Wenn Strafanzeigen gestellt werden und deine Daten bekannt sind, bist du zudem in einer schwierigen Situation. Als Zeug*in hast du eine Aussagepflicht, du darfst zu so gut wie keiner Frage schweigen und bei Aussageverweigerung warten Geldbuße und im schlimmsten Fall Beugehaft auf dich. Das gilt auch wenn du andere als Zeug*innen benennst – deshalb mach das nie und schon gar nicht unabgesprochen! Mit Aussagen und Einlassung vor Gericht ist es ähnlich: „nur“ sich selbst belasten ist quasi unmöglich. Wenn du dich aus welchen Gründen auch immer für eine Aussage entscheidest, denk bitte daran auch das abzusprechen, damit niemensch vor Gericht oder beim Aktedurchlesen davon überrumpelt wird.

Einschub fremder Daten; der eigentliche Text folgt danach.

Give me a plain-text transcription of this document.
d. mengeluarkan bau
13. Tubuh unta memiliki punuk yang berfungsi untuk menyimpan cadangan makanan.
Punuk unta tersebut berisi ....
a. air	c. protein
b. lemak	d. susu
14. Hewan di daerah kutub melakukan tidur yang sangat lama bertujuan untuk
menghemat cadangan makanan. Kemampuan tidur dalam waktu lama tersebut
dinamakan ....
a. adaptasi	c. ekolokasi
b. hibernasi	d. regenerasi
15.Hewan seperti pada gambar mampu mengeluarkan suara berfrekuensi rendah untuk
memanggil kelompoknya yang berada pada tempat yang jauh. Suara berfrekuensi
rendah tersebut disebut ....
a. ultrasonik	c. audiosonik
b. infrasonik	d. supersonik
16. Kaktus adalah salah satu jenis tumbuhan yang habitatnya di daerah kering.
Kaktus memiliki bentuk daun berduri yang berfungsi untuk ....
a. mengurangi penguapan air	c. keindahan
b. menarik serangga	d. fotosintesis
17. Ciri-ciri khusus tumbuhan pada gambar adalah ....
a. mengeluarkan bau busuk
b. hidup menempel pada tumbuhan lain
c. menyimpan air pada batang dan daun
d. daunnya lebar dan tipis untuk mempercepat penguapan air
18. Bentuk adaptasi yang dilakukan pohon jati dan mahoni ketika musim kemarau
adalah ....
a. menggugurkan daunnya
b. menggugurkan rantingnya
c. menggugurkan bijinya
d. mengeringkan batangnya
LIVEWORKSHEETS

Als Fazit möchten wir mitgeben: In den allermeisten Fällen würden wir von Strafanzeigen abraten. Auch wenn das eigene Gerechtigkeitsbedürfnis das vielleicht möchte, sind diese Anzeigen meist wenig erfolgsversprechend und selbst im Erfolgsfall gewinnen wir nichts dadurch, dass andere bestraft werden – schon gar keine Gerechtigkeit. Beuge auch vor, dass andere diesen Weg gehen: Lass deinen Freund*innenkreis mit den Erfahrungen, die sie gemacht haben nicht alleine. Wenn du die Kraft hast, biete deine Unterstützung an. Zum Verarbeiten von Repressionserfahrungen und aktiven Überlegungen dagegen tausch dich mit deiner Bezugsgruppe aus, wende dich an Out-Of-Action für emotionale Unterstützung oder sprich mit deiner lokalen Antirepressionsgruppe oder Freund*innen, die können viel besser mit dir entscheiden, was richtig oder falsch ist als Cops.